The Best (and Worst) Classic Dad Jokes 👋

Get ready for timeless humor with our collection of classic dad jokes! These iconic, laugh-out-loud jokes have been making people groan and giggle for generations. Perfect for anyone who loves the charm of old-school humor, our classic dad jokes feature the best one-liners and puns that never go out of style. Whether you’re sharing them at family gatherings or just looking to brighten your day, these classic jokes are sure to deliver the perfect punchline every time. Explore our collection and rediscover the magic of classic dad jokes!
Did you hear the story about the haunted lift? It really raised my spirits!
What's 90 degrees but covered with ice? The North and South Poles.
My wife screamed "you haven't listened to a single word I've said, have you?!" What a weird way to start a conversation...
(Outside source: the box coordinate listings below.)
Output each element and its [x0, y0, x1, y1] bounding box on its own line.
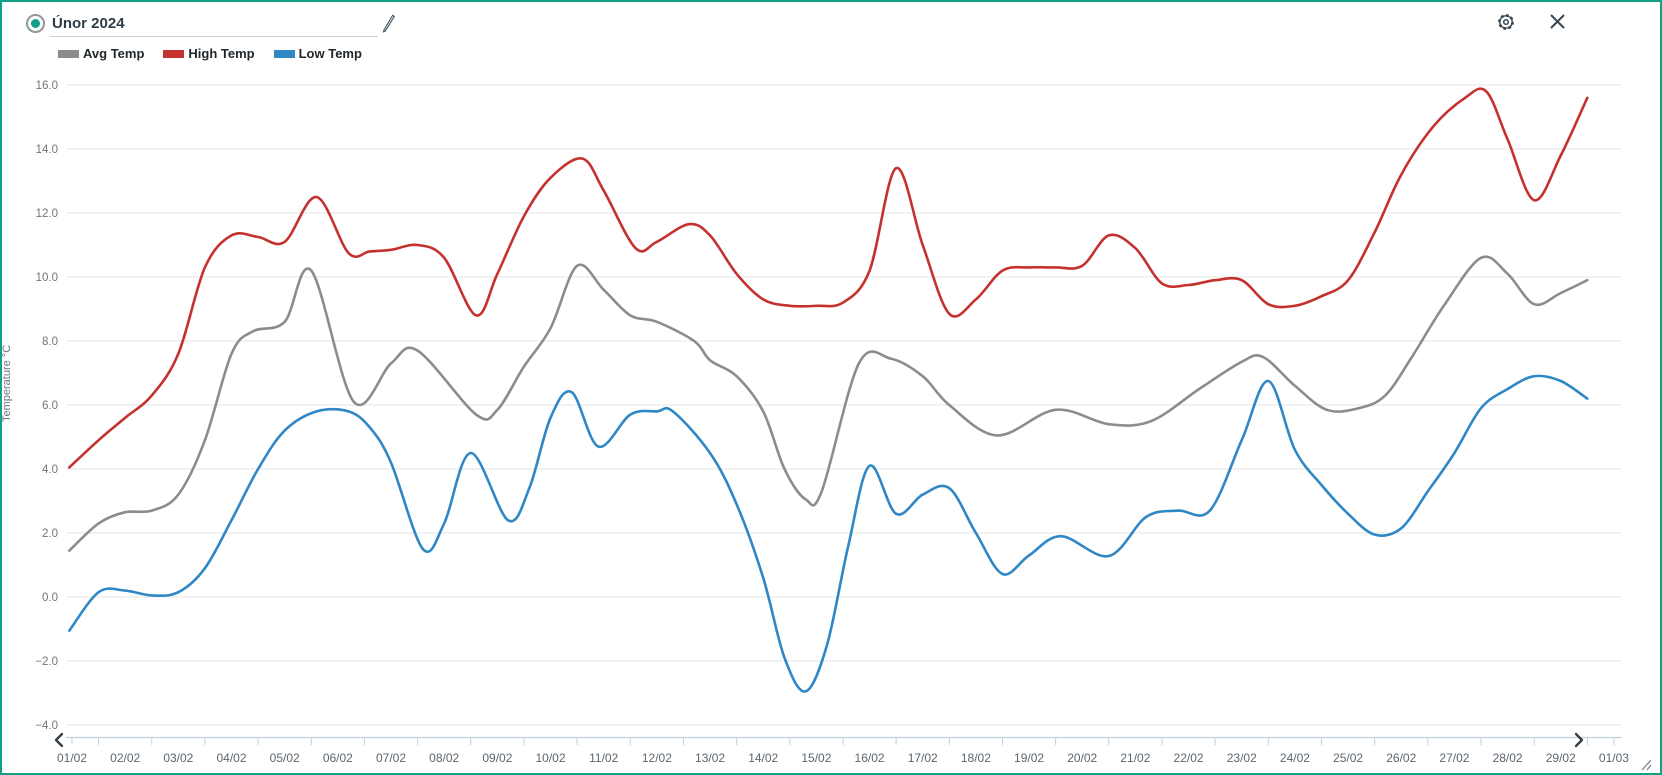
legend-item-avg-temp[interactable]: Avg Temp	[58, 46, 144, 61]
x-tick-label: 28/02	[1493, 751, 1523, 765]
legend-swatch	[273, 49, 295, 58]
x-tick-label: 26/02	[1386, 751, 1416, 765]
x-tick-label: 12/02	[642, 751, 672, 765]
period-title-input[interactable]	[50, 10, 378, 37]
x-tick-label: 01/02	[57, 751, 87, 765]
x-tick-label: 23/02	[1227, 751, 1257, 765]
legend-label: High Temp	[188, 46, 255, 61]
legend: Avg Temp High Temp Low Temp	[58, 46, 362, 61]
resize-grip-icon	[1641, 759, 1652, 771]
close-icon	[1550, 14, 1565, 29]
y-tick-label: 6.0	[42, 400, 58, 412]
gear-icon	[1498, 14, 1514, 30]
legend-swatch	[58, 49, 79, 58]
y-tick-label: 16.0	[36, 80, 58, 92]
x-tick-label: 20/02	[1067, 751, 1097, 765]
radio-dot	[31, 19, 40, 28]
x-tick-label: 02/02	[110, 751, 140, 765]
x-tick-label: 03/02	[163, 751, 193, 765]
y-tick-label: 8.0	[42, 336, 58, 348]
x-tick-label: 07/02	[376, 751, 406, 765]
x-tick-label: 13/02	[695, 751, 725, 765]
legend-label: Avg Temp	[83, 46, 145, 61]
pencil-icon	[382, 14, 396, 33]
legend-label: Low Temp	[298, 46, 362, 61]
chevron-right-icon	[1574, 732, 1584, 748]
y-tick-label: 0.0	[42, 592, 58, 604]
x-tick-label: 24/02	[1280, 751, 1310, 765]
x-tick-label: 22/02	[1174, 751, 1204, 765]
next-period-button[interactable]	[1572, 732, 1586, 748]
x-tick-label: 10/02	[536, 751, 566, 765]
x-tick-label: 21/02	[1120, 751, 1150, 765]
x-tick-label: 18/02	[961, 751, 991, 765]
y-tick-label: 2.0	[42, 528, 58, 540]
close-button[interactable]	[1549, 13, 1566, 30]
y-tick-label: 10.0	[36, 272, 58, 284]
resize-handle[interactable]	[1636, 756, 1654, 772]
x-tick-label: 06/02	[323, 751, 353, 765]
x-tick-label: 01/03	[1599, 751, 1629, 765]
series-line-low-temp	[68, 374, 1589, 693]
x-tick-label: 09/02	[482, 751, 512, 765]
edit-button[interactable]	[380, 12, 398, 34]
chevron-left-icon	[54, 732, 64, 748]
y-tick-label: 14.0	[36, 144, 58, 156]
prev-period-button[interactable]	[52, 732, 66, 748]
radio-selected-icon[interactable]	[26, 14, 45, 33]
x-tick-label: 17/02	[908, 751, 938, 765]
series-line-avg-temp	[68, 255, 1589, 552]
series-line-high-temp	[68, 87, 1589, 469]
x-tick-label: 15/02	[801, 751, 831, 765]
x-tick-label: 04/02	[216, 751, 246, 765]
legend-swatch	[163, 49, 185, 58]
y-tick-label: −2.0	[35, 656, 58, 668]
y-tick-label: 4.0	[42, 464, 58, 476]
x-tick-label: 11/02	[589, 751, 618, 765]
legend-item-high-temp[interactable]: High Temp	[163, 46, 255, 61]
settings-button[interactable]	[1496, 12, 1516, 32]
x-tick-label: 19/02	[1014, 751, 1044, 765]
x-tick-label: 08/02	[429, 751, 459, 765]
x-tick-label: 14/02	[748, 751, 778, 765]
x-tick-label: 25/02	[1333, 751, 1363, 765]
x-tick-label: 05/02	[270, 751, 300, 765]
x-tick-label: 16/02	[855, 751, 885, 765]
x-tick-label: 27/02	[1439, 751, 1469, 765]
y-tick-label: 12.0	[36, 208, 58, 220]
legend-item-low-temp[interactable]: Low Temp	[273, 46, 362, 61]
x-tick-label: 29/02	[1546, 751, 1576, 765]
y-tick-label: −4.0	[35, 720, 58, 732]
You can't spell par entry without "try."
When I was a kid, my mother told me I could be anyone I wanted to be. Turns out, identity theft is a crime.
My dad died because he couldn’t remember his blood type. He kept insisting we “be positive,” but it’s just so hard without him.
I wish my kids weren't offended by my Frozen jokes. They really need to let it go!
My wife gave birth three times and still fits in her prom dress from high school. I gave birth zero times and I don’t fit in my pants from March.
What do you give a sick lemon? Lemon-aid.
An apple a day keeps the doctor away. At least it does if you throw it hard enough.
What did the plumber say to the singer? Nice pipes.
Why was 6 afraid of 7? Because 7 ate nine!
Did you hear Bruce Springsteen changed the lyrics to one of his songs? What’s he going to change next—his hair? His clothes? His face?
What do you call a beehive without an exit? Un-bee-lievable.
I just don't trust stairs, they're always up to something.